Это было так неожиданно, необычно, так непохоже на ее ревнивые эгоистичные ласки, вызывавшие у Олева отвращение; это вышло так просто, словно мать благословила его…
Олев еще и в ванной не мог прийти в себя, он ошеломленно провел пальцем по лбу; затем закрыл дверь на крючок, снова разделся, сел на край ванны. И устало рассмеялся про себя.
СИРЬЕ села в трамвай у кинотеатра «Форум», ей не хотелось плестись пешком по давно надоевшему маршруту от института до дома: мимо универмага, по кишащей людьми улице Виру, через подземный переход к Балтийскому вокзалу… В трамвае было тепло. Радиаторы под сиденьями согревали ноги. Сирье села к окну; как волна набегал и спадал людской поток — одни входили, другие выходили, а ее место было похоже на тихую заводь в излучине большой реки. Рядом с ней уселся грузный мужчина с багровым лицом и тоненькой папкой в руках. На голове у него была маленькая тирольская шляпа; напротив него устроилась полная хмурая женщина с обвисшими бледными щеками, в ядовито-зеленом платке. Они как бы образовали защитную дамбу перед ее заводью. Сирье было жаль разрушать эту дамбу, и когда подошла ее остановка — Балтийский вокзал, — она поехала дальше. Ведь она может сойти и на любой другой остановке и поехать назад: не все ли равно, вернется она домой со стороны Ласнамяэ или со стороны Копли, важно лишь то, что в любом случае ей приходится возвращаться назад.
Остановки сменялись быстро. Как-то незаметно разрушилась и дамба перед ней; вагон опустел и, наконец, пустой и неуютный, обогнув небольшую, засаженную елями лужайку, снова начал постепенно наполняться людьми.
День был сумрачный; становилось все темнее. В окна хлестал дождь пополам со снегом. Снова проплыли мимо облетевшие каштаны, небольшая грязно-розовая булочная, затем перед глазами побежал серый дощатый забор. Он все бежал, бежал…
— Долго он будет здесь стоять? — услышала Сирье за собой ворчливый голос.

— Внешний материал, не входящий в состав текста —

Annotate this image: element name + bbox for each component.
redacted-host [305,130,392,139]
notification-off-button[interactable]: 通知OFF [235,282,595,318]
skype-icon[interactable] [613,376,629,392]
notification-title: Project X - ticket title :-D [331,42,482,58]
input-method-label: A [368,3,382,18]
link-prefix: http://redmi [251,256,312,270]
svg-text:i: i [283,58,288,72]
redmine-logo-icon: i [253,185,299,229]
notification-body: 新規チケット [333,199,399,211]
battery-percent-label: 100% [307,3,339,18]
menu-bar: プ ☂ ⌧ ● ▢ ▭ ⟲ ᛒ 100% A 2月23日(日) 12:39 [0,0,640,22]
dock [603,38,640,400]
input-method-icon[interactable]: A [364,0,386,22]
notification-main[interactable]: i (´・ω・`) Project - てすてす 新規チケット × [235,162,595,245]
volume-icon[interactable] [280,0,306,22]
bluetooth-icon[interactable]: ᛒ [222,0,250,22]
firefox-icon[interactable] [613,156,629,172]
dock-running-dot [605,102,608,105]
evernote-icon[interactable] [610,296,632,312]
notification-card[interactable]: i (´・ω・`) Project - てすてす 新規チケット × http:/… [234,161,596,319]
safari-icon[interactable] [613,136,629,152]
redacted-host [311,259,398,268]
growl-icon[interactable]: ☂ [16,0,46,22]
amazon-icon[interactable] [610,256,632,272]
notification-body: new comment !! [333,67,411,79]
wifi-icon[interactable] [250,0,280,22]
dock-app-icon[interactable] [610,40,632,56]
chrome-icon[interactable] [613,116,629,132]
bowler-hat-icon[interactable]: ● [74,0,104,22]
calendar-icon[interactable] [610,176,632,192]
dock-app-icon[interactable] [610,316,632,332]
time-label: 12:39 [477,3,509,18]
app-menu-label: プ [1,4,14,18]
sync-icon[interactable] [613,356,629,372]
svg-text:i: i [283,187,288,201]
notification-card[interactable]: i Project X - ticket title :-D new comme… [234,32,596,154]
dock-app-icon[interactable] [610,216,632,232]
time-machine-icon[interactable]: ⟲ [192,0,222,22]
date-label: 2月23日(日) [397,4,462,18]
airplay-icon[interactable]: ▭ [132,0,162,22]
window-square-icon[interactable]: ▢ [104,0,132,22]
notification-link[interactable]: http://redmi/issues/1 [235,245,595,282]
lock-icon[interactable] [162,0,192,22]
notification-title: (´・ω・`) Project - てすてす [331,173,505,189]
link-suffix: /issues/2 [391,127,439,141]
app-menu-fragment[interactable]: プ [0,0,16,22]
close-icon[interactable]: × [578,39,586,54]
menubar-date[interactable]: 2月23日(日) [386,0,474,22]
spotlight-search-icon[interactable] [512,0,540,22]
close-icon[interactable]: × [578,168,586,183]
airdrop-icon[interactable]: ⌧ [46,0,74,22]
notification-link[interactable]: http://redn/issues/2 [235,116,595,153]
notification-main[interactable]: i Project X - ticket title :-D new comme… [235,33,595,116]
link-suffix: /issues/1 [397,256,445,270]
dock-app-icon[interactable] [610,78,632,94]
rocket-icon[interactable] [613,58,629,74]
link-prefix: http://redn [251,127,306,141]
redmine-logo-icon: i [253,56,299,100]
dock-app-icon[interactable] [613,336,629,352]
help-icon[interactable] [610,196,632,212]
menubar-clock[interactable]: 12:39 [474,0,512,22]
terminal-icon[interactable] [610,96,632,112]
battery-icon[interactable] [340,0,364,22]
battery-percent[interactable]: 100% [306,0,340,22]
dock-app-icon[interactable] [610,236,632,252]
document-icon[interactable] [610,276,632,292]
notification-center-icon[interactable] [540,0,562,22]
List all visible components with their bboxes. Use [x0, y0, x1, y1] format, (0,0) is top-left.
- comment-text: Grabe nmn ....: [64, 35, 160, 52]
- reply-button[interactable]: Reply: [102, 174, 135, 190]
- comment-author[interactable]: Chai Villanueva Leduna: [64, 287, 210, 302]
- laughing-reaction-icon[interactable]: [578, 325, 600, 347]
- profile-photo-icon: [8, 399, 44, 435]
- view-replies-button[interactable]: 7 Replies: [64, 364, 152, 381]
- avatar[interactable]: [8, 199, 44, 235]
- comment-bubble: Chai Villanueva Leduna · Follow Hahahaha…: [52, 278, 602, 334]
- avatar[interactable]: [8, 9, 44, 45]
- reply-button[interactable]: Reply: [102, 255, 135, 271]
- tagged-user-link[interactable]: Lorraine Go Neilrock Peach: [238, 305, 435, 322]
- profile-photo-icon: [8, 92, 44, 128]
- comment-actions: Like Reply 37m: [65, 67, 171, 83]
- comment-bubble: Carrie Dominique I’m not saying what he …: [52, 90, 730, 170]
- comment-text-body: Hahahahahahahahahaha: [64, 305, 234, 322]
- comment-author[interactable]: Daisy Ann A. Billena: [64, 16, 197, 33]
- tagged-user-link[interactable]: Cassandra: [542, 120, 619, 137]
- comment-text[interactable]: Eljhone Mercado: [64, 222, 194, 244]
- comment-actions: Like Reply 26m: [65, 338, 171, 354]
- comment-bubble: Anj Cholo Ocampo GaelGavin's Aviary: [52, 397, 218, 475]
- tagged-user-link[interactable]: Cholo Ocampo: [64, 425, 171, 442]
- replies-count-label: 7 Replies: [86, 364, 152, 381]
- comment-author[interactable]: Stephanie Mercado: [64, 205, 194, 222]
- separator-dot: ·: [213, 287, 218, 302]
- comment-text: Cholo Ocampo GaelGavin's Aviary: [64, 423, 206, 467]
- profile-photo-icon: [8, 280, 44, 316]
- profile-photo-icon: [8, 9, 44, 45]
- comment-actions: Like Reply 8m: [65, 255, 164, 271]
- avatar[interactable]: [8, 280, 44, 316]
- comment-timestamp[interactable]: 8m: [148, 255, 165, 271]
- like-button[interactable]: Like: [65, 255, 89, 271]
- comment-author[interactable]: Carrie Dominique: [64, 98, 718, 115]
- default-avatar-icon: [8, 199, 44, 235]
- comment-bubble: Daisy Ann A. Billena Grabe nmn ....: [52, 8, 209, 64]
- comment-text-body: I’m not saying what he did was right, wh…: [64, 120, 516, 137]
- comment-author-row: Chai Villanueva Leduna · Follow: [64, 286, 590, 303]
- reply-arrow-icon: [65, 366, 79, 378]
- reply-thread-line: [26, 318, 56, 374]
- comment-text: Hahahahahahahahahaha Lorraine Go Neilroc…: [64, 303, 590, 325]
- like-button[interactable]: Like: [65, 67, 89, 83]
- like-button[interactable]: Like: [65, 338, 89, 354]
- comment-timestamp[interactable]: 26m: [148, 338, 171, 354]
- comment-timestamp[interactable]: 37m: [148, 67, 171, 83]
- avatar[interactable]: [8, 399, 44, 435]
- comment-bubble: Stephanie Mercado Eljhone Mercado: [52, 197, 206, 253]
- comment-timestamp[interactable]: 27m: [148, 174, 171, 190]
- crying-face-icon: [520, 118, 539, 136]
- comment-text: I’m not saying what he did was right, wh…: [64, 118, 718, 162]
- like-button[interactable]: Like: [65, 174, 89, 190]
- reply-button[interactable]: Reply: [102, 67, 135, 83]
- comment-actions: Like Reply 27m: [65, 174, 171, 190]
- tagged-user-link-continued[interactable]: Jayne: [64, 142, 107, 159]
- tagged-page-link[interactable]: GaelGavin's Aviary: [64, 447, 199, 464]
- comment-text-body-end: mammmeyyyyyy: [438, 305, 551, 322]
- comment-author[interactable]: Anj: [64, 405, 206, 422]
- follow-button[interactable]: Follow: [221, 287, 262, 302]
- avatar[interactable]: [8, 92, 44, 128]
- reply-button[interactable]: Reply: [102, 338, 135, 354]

Только теперь она заметила: забор не кончается потому, что трамвай стоит у железнодорожного переезда. Через некоторое время проехал пыхтящий паровоз. В его иссиня-черном боку виднелся проем, из которого выглядывала розовая физиономия машиниста. Затем опять поплыли дома, заборы, деревья. У Балтийского вокзала возникла сутолока — здесь сменялись почти все пассажиры вагона. Сирье тоже чуть было не сошла, но тут вспомнила, что непременно должна повидать подругу, которая работает в обувном магазине на улице Виру. Она поехала дальше, и ей вдруг стало казаться, что трамвай тянется от остановки к остановке нестерпимо медленно.
Сирье быстро пошла по улице Виру. Мокрый снег залеплял глаза. Люди обгоняли ее, неслись навстречу; весело было мчаться прямо на них, а затем, в последнюю секунду, уклоняться в сторону, лавировать, подобно велосипедисту среди огромных самосвалов. Вишневое пальто, как плащ тореадора, металось из стороны в сторону, время от времени исчезая в дверях магазинов — старые покосившиеся каменные дома стояли здесь, тесно прижавшись друг к другу, в каждом из них на первом этаже был магазин, откуда на улицу струилось тепло — людской поток не давал дверям закрываться.